Aku bertanya, “Apakah karena engkau mendapatkan dua pahala?” Beliau menjawab, “Benar, karena itu. Dan, tidaklah seorang muslim terkena hal yang menyakitkan – duri atau yang lain – kecuali Allah ampuni kesalahan-kesalahannya. Dosa-dosanya dihapus seperti pohon yang merontokkan daun-daunnya.” (HR. al-Bukhari dan Muslim).
Musibah demi musibah atau bencana demi bencana tampaknya datang silih berganti menguji keimanan kita. Gunung meletus, banjir biasa, banjir bandang, longsor, gempa bumi, jalan raya terputus akibat gerusan banjir dan tertimbun tanah longsor, dan sebagainya hampir merata terjadi di pelosok negeri.
Ujian kehidupan ini sesungguhnya merupakan peringatan yang semestinya menjadi pelajaran bagi kita semua. Ujian kehidupan seperti rasa takut, krisis harta, krisis jiwa (stress, depresi), krisis sandang, pangan, dan seterusnya merupakan sebuah keniscayaan yang pasti dialami setiap manusia.
“Dan Kami pasti akan menguji kamu dengan sedikit ketakutan, kelaparan, kekurangan harta, jiwa, dan buah-buahan.
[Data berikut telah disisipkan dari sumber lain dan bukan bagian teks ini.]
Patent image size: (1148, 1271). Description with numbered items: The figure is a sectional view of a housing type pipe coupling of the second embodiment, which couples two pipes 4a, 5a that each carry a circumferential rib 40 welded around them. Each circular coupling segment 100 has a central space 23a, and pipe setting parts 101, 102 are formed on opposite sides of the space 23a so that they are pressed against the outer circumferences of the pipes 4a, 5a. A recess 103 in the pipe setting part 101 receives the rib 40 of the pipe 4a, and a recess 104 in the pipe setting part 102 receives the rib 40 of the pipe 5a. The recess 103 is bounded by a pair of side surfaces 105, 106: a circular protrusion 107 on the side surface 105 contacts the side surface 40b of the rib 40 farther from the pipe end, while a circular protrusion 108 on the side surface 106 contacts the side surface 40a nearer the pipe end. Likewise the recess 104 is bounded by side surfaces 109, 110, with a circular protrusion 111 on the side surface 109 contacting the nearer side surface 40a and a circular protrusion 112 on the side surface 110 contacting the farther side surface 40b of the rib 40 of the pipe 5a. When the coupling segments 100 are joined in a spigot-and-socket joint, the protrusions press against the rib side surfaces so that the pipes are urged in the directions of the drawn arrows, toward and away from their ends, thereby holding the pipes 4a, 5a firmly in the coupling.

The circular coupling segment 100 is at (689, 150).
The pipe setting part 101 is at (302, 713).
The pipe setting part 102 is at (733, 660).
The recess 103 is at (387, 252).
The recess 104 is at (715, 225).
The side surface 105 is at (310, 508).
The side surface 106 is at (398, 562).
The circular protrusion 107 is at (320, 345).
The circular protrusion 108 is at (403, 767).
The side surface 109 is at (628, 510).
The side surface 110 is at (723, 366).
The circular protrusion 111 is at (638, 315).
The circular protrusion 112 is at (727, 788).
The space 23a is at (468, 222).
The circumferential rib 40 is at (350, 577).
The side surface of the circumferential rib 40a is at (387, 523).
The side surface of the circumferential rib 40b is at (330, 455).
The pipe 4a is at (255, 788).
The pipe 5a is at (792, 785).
Dan sampaikanlah kabar gembira kepada orang-orang yang sabar.” (QS. al-Baqarah/2: 155)
Melalui ujian dan musibah, Allah SWT akan menilai dan mengelompokkan siapa di antara umat manusia ini yang benar-benar memiliki etos amal (spirit dan kinerja perjuangan yang pantang menyerah) dengan yang bersantai-santai.
“Dan sungguh, Kami benar-benar akan menguji kamu sehingga Kami mengetahui orang-orang yang benar-benar berjihad dan bersabar di antara kamu; dan akan Kami uji perihal kamu.” (QS. Muhammad/47: 31)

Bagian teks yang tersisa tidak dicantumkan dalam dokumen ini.